I
AT the age of thirty-seven Kern took a survey of his life and an inventory of his resources and found himself dissatisfied with the result. He had a local reputation as a young man of unusual promise and ability as a lawyer, was extraordinarily popular among his Howard county neighbors, and was known as a forceful and eloquent speaker among the Democratic leaders of the state. But his worldly stores were not in keeping with his ability, and he faced the fact that he had not properly realized on his capacity. Thus it was that in 1884 he decided to be a candidate for a state office. Actuated partly by the fact that it was in the line of his profession and partly because it was at that time a highly remunerative office he concluded to be a candidate for the nomination for reporter of the supreme court. Already well and favorably known in his section of the state and among the politicians from every section his availability was impressed upon the democracy of every community through the publication in local papers of editorials “made in Kokomo” in the office of The Kokomo Despatch. This publicity factory was under the management of his friend, Oscar Henderson, afterward auditor of state. And it did effective work.
It is probable that no Democratic convention in the history of Indiana has ever been so distinguished in the personnel of its participants as was that which convened in English’s Opera House in Indianapolis in the closing days of June, 1884. Although a Democratic president had not crossed the threshold of the White House since Buchanan, the party in Indiana had never lost its courage or its militancy, and it had never been so spirited as during the summer of the year of its first national triumph in almost a quarter of a century. The national convention had not yet been held and while the reform governor of New York was being vigorously pushed for the presidential nomination it was by no means certain that he would be nominated. At any rate it did not enter into the plans of the Indiana democracy, which determined to press the claims of one of her own most distinguished statesmen, Joseph E. McDonald, formerly a member of the United States senate. While not so sagacious a politician and party leader as Hendricks nor such a brilliant, dashing, picturesque figure on the firing line as Voorhees, he was, in many respects, the intellectual superior of both. He had something of the dignity, solidity and majesty with which popular imagination clothes the Roman senator of antiquity.
Thus when Senator McDonald appeared upon the platform of the English Opera House that June morning in 1884 to call the convention to order he was hailed as the prospective standard bearer of the democracy in the national campaign. He presented to the convention, as its chairman, Senator Daniel W. Voorhees, whose hold upon the affections of the rank and file had constantly strengthened during his twenty-six years of public life, and whose genius and eloquence in the presentation of political issues has never been equaled in the state.
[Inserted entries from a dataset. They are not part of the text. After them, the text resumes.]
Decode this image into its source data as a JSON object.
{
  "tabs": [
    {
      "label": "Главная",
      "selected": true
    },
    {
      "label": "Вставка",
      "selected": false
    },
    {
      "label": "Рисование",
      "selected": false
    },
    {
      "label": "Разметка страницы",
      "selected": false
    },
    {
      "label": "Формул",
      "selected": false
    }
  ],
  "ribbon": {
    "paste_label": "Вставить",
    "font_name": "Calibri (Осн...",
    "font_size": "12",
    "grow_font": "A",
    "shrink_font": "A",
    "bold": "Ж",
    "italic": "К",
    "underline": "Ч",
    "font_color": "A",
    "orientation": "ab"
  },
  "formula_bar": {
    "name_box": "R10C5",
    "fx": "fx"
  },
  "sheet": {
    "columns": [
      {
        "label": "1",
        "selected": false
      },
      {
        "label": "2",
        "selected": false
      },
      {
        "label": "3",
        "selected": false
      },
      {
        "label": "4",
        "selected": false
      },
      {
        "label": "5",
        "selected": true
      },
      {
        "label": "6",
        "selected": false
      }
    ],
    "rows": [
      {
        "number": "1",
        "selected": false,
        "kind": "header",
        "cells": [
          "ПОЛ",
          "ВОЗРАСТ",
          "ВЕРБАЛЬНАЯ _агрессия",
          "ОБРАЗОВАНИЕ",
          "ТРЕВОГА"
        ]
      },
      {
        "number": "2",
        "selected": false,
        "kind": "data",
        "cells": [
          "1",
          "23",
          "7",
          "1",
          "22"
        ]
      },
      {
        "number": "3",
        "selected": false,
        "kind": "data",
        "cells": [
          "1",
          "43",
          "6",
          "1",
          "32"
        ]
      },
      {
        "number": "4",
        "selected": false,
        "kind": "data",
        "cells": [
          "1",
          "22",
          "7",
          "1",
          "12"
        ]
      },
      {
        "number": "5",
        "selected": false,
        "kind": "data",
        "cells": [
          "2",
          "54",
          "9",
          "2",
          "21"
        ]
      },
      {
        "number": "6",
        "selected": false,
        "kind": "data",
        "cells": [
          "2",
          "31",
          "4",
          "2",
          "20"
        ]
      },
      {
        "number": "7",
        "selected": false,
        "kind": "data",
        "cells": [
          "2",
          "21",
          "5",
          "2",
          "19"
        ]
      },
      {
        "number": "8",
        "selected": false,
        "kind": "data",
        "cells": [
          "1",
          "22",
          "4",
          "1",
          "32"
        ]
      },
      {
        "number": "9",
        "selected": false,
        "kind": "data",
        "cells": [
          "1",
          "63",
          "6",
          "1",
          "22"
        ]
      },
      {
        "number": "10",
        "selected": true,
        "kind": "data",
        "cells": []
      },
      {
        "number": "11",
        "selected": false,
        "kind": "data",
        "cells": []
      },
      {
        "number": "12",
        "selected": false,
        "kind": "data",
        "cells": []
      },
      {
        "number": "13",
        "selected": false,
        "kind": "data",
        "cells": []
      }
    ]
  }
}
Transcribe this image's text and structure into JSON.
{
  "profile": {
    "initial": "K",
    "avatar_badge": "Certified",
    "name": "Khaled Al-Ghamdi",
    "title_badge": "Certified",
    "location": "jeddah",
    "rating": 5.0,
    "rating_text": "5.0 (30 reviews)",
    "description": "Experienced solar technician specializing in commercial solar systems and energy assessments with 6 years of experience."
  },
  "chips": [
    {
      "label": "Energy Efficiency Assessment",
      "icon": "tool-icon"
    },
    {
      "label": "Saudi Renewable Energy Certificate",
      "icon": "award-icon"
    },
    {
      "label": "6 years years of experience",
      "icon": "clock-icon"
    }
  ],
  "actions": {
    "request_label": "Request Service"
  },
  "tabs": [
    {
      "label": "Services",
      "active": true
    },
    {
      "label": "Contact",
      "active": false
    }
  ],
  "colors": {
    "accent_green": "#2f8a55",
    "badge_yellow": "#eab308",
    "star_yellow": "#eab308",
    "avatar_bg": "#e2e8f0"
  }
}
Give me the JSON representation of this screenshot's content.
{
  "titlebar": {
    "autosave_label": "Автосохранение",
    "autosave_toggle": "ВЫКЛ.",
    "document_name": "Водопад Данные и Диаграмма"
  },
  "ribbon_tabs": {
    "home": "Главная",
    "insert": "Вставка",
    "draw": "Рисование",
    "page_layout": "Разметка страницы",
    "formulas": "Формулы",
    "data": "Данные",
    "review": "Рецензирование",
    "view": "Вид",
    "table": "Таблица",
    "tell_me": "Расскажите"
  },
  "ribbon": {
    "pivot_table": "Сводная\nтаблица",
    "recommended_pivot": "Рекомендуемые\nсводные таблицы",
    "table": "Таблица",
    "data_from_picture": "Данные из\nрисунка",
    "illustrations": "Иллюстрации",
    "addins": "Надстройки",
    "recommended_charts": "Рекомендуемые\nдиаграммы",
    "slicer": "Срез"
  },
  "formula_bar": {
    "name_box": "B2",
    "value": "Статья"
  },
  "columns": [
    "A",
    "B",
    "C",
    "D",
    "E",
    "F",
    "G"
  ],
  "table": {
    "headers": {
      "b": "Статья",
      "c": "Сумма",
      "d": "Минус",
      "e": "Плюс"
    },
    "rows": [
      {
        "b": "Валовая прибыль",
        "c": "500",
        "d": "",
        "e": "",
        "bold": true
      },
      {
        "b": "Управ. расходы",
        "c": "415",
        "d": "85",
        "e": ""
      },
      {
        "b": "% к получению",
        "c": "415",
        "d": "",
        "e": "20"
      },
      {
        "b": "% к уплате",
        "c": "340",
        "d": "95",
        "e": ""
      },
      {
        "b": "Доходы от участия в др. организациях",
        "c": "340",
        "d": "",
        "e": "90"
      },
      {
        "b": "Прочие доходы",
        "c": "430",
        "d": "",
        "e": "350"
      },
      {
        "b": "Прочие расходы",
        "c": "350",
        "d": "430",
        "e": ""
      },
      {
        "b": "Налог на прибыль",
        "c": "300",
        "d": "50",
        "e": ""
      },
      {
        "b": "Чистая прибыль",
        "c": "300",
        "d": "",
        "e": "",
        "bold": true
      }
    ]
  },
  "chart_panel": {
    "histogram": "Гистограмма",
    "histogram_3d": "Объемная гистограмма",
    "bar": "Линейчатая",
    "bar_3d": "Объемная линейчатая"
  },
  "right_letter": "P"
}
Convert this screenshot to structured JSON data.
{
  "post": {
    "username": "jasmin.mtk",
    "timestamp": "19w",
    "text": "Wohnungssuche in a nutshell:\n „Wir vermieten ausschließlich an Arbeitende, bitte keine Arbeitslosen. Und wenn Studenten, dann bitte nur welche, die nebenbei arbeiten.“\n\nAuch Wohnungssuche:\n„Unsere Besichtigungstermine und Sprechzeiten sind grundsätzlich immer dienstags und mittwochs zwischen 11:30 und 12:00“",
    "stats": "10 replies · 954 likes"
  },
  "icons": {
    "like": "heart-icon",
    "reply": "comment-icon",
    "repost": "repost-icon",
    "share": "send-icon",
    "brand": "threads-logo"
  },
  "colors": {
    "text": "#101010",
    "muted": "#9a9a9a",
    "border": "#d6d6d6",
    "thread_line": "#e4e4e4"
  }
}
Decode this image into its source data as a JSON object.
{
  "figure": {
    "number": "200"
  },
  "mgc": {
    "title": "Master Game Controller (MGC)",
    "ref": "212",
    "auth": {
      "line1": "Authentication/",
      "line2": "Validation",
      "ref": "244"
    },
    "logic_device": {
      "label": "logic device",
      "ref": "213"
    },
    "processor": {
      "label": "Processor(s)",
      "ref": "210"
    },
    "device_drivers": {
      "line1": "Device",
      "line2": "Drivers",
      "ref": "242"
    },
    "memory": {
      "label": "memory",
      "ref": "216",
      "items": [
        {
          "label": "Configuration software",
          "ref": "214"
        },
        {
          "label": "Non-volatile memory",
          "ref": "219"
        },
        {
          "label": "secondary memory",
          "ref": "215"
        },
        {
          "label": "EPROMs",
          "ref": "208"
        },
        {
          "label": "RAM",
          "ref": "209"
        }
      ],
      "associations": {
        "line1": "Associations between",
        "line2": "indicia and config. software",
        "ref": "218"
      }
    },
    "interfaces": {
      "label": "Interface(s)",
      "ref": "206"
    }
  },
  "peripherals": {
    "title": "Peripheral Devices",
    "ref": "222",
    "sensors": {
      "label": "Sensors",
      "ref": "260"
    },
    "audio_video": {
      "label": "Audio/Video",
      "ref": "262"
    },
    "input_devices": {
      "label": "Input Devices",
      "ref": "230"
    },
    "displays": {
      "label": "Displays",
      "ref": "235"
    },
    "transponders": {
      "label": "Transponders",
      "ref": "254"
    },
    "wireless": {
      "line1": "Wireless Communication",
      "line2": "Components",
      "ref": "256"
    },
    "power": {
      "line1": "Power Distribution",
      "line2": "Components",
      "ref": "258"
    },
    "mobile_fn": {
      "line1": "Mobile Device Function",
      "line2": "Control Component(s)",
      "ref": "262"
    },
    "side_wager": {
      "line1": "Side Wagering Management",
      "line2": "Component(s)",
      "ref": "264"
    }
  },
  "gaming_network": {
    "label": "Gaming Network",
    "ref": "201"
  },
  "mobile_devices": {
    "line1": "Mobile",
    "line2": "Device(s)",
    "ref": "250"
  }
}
After stirring the delegates to a high pitch of enthusiasm in his “keynote” speech, he introduced the chairman of the committee on Resolutions, William H. English, who only four years before had been the party’s nominee for the vice-presidency on the ticket with Hancock.
The only contests in the convention were over the nominations for governor and reporter of the supreme court, and the gubernatorial contest was between two of the greatest figures that ever led the democracy of the Hoosier state, Isaac P. Gray, afterward Indiana’s choice for the presidency, who died while ambassador to Mexico, and David Turpie, who had already served in the United States senate and was to return to that body a little later. While Turpie was much the abler man, a statesman of high order, he was not the equal of the astute Gray as a politician, and the latter was easily nominated on the first ballot.
McDonald, Voorhees, English, Gray and Turpie—all prominent participants in one state convention, the only absent leader of the first magnitude was Hendricks, who was to be nominated for the vice-presidency with Cleveland in less than a month. It was in such a convention that John W. Kern made his initial bow to the state democracy.
Seldom has any party put forth a stronger ticket than that on which Kern was nominated. Gray, one of the best campaigners in the state, was nominated for governor; Captain W. R. Myers, nominated for secretary of state, continued for a quarter of a century one of the most powerful figures on the stump; John J. Cooper, nominated for treasurer, was a business man of high character whose name is still conjured with; Francis T. Hord, the nominee for attorney-general, was one of the strong lawyers of the state; and James H. Rice, popularly known to this day, though dead for many years, as “Jim” Rice, was one of the cleverest politicians and most delightful personalities that ever moved across the political stage.
And this convention, notable in every way, was able to dispose of its business and adjourn in three hours and a half, having met at 10 A. M. and adjourned at 1:30 P. M.